One needs to ask what the assessed tax value is to know if 1.55 million is a fair price for the tax payers to subsidize.

In March 2010 Instrument 746 Three lots from Region 10 to the City $1,550,000 sale price, $1,840,500 Assessment by the City. (Lot 1 is foundry lot, Lot 2 15A,15b of Vinegar Hill, Lot 3 is Parcel X. (I started doing a study of looking at all sales in the City vs. Assessed Value and just happen to see this on my chart. I only have 3 months of 2010 done.

I understand now. Norris was told the 20 worst homeless alchoholics cost the emergency room 11K a year each. This building will have 30 spots for the homeless (I was told once to say "people with housing challenges" not homeless). Of the 30 Apartments, lets say 20 are alcholics and 10 are not. If we can move in and cure 20 people a year we are saving $200K+ a year in emergency room costs. Can you cure 20 people a year? I will say $500 apartments for the working poor are better than the 1,000 square ft house divided into 4 SRO apartments in R-1 zoned area on our street in town. At that house, each person pays $550 for 250 sq. feet (+or -) for one bedroom & bathroom and all four share a kitchen.

As Dave Norris is fond of saying "This project will end homelessness as we know it in Charlottesville." Where are the other 200+ going? Just the usual spin.
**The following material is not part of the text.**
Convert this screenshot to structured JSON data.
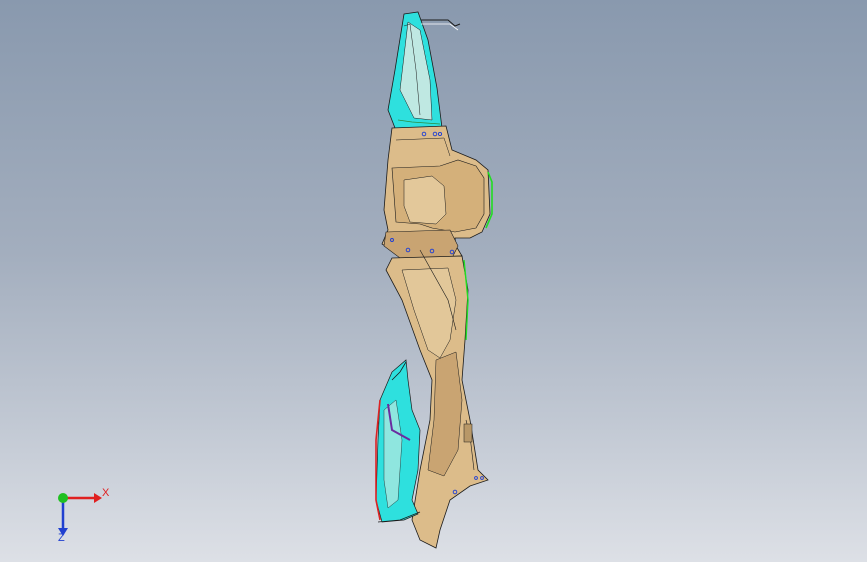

BTW, the city will be providing 20 section 8 vouchers for twenty of the units and the county will provide 10. How the other 30 units will get paid for, I have no clue. Each unit is 360 sq. ft. which is the same size as 52 10' by 9' '50's sized bedroom for children, so maybe the tenant will sublet.

"Each unit is 360 sq. ft. which is the same size as 52 10' by 9' '50's sized bedroom for children, so maybe the tenant will sublet." Not 52 but two bedrooms. Sorry.